Seattle: beautiful place to visit, horrible place to live
Submitted 6 years 7 months ago by maxpain.
The people are the most self-congratulatory, self-obsessed lot I’ve ever encountered in a city populous outside of San Francisco, not to mention socially-inept and awkward. Talking with your average Seattleite is like talking to a sixteen year old kid with Aspergers who spends 2/3rds of their time on the internet looking at anime. If you look like you spent more than four minutes preening yourself before exiting your apartment and are wearing anything other than earth-toned sweaters and khakis, you will get sneers and derisive looks from tattooed, pierced, hobo-replicating citizenry. People talk about folks from LA being flakes? No. In LA you can get ten coworkers, friends, and acquaintances to go out to a bar with relative ease. In Seattle? Good luck…
Seattle is one of the many places I’ve been that have the largest amount of socially challenged people. This place is so much of a sociology nightmare, that my friends that live elsewhere think I’m lying when I tell them about my experiences here. How does a place rooted in hippie culture have such a high level of isolationism and pretentiousness?
All the stereotypes about Seattle and rain don’t begin to scratch the surface. Take a bunch of socially inept, backward, unattractive people and put them in a crumbling, moldy, overcast, depressing looking city. Instill them with no sense of work ethic (or even rudimentary driving skills), but grant them a huge sense of entitlement. Then listen to them talk about how superior they think they are to the rest of the country (which they either fled from or have never visited). Give about 70% of them a companion dog that they dote on in lieu of human interaction. That’s Seattle.
I was surprised to see how boring the major art museum is, how ugly the new library is and how little there was for me to do after three days. I’ve been to many other real cities in the world; Seattle is not a city. It was formed as a boom-town; it remains a minor outpost now filled with arrogant people who yearn only to get rich quick; it remains a boom-town. The people are self-centered and small-minded. I suppose I would not be writing this if I had not run in to so many people from Seattle who seem to think they live in a world class city. When I visit a new place I like to discover for myself what is good about it, and I would like Settle better if I hadn’t been bombarded with the hype that it is such a great place.

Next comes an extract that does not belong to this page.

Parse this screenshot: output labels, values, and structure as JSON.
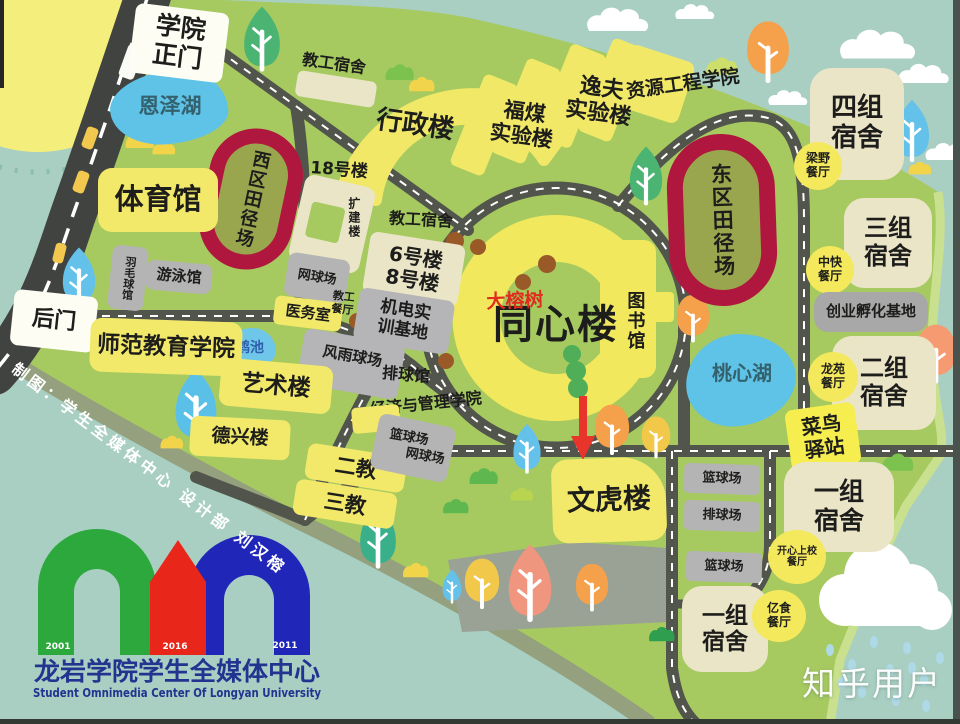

Again, the people are rude for no reason, uptight, asexual, unfriendly, obnoxious, narrow-minded, hypocritical, hypercritical, phony, flabby, sloppy, stinky, passive-aggressive, self-entitled, stingy, tattooed, tattooed, tattooed, conceited, DEEPLY insecure, wooden, devoid of expression, and refuse to smile, laugh, make eye contact, dance, frolic, or otherwise suggest that they are perhaps enjoying themselves.
Comments
You've described the city
You've described the city very well. The boom town get rich quickly mentality appears to be a large part of Seattle. I've encountered it in everyone, from managers to doctors to financial advisers. (My Ed. Jones advisor is so flaky and obviously looking for a quick killing, it's horrifying.) After four months of that guy not answering my questions and trying to sell me products I don't need, I am taking my money away from him. And I think I am taking myself out of this horrible town as well. Boom town predators. That's what this town is all about.